VIDEO | Romanian university professor sent to prison sentence for bribery. Students paid 50 euros to pass an exam

Professor handed prison sentence for bribery. Profesorul a declarat că nu ştia dacă în plicuri erau bani. FOTO: Arhiva UTCN

The standard ‘fee’ for passing an exam was 50 euros.

On the campus of the mechanics faculty in the Cluj Technical University, it was widespread knowledge that Prof. Ioan Ardelean was notorious for taking bribes from students. In exchange for kickbacks, students would pass their exams, prosecutors said.

Some of the students didn’t even bother turning up for the exams. They passed automatically, as long as they’d slipped the money to the professor who went on trial in 2019 for his alleged misdeeds.

Envelopes

As for the professor, he told the court that it was of little importance that when law enforcement officers burst into his office, they found 2,000 euros stuffed into envelopes, adevarul.ro reported.

Prosecutors told the court that the defendant received at least 1,900 euros and 1,150 lei from 42 students in the summer and autumn of 2017 alone.

The Cluj Appeal Court handed him a three-year prison  sentence earlier this month. The court ordered that 2,000 euros and another 11,750 euros of illicit money be confiscated. The ruling is final.

Prosecutors said that it was public knowledge that students needed to pay 50 euros to pass an exam.

Video recordings show that they “practically formed a queue” outside his office to pay kickbacks. If the students didn’t have euros, he accepted the equivalent in lei, they said.

Law enforcement officers organized a sting in July 2017 where they found Prof. Ardelean sitting in his office surrounded by envelopes. Each contained 50 euros and had the student’s name written on it.

To try and give the bribery a veneer of legality, students would be invited into office  for a discussion about the upcoming exam and how they could perform well. The student would then leave an envelope with the money on his desk.

Money

„The defendant wasn’t surprised either by the help asked of him or the money given to him,” the court said summing up the sentencing.

“Behaving in a completely normal manner, the professor told the students what subjects would be asked in the exam or (even worse) he’d allow them to not sit the exam if they’d paid 50 euros.”

‘You want to crucify me’

When prosecutors played an video recording dated July 4, 2017, in which a student only identified as Simoc came into his office, he responded: “ You want to crucify me!”

In the recording, he asked the student what class they are in, and then looks in his folder for the exam subjects and hands them over, asking the student to study the subject matter.

The student then says they can’t sit the exam and hands an envelope to the professor  who then confirms everything is in order.

Bribes

Prosecutors showed the court 14 films in which students left bribes.

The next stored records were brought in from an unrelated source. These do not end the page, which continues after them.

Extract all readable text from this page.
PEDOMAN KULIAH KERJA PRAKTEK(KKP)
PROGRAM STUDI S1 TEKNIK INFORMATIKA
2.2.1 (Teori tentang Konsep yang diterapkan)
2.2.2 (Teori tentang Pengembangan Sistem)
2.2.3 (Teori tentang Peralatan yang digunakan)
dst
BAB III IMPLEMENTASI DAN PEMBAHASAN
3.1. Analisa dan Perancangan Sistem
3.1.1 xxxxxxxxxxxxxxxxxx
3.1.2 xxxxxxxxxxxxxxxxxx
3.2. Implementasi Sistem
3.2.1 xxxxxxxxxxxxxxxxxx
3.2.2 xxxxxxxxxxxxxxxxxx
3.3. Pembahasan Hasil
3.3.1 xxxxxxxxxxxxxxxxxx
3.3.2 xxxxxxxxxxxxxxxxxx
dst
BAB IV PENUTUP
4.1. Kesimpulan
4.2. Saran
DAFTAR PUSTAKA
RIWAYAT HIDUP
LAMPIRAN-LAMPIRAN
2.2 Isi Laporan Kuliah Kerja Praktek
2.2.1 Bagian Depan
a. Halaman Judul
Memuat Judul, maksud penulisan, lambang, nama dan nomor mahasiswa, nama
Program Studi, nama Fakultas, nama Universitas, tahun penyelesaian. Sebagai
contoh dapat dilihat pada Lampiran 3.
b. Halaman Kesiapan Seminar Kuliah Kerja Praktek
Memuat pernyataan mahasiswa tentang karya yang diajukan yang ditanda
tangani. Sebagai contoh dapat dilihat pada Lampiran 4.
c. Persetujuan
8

At the end of each encounter he told students: “Don’t tell your colleagues or anyone else.”

Clearly, that message didn’t get around, as students continued to come to his office and leave money. He was tried on 42 counts of bribery for exams sat in 2017.

In 2020, a lower court handed him a suspended sentence which the Cluj Appeal Court overturned this month.

 

Profound corruption

“The profound level of the defendant’s corruption led students to behave in a certain way, and they didn’t even worry about passing the exam or even sitting it. The only condition was that of paying 50 euros.”

The defendant claimed that he “didn’t even pay attention when students entered his office and left envelopes, with all kinds of icons and religious objects which I didn’t want to open in front of them “I didn’t expect there to be money.”

He also claimed that the money was thank you gifts from students who’d already passed their exams.

Video evidence

Video evidence however showed another reality. Once he was alone in the office and the students had left, he took out the money and put it his pockets,

“If he had wanted to return the money, he could have” the ruling concluded.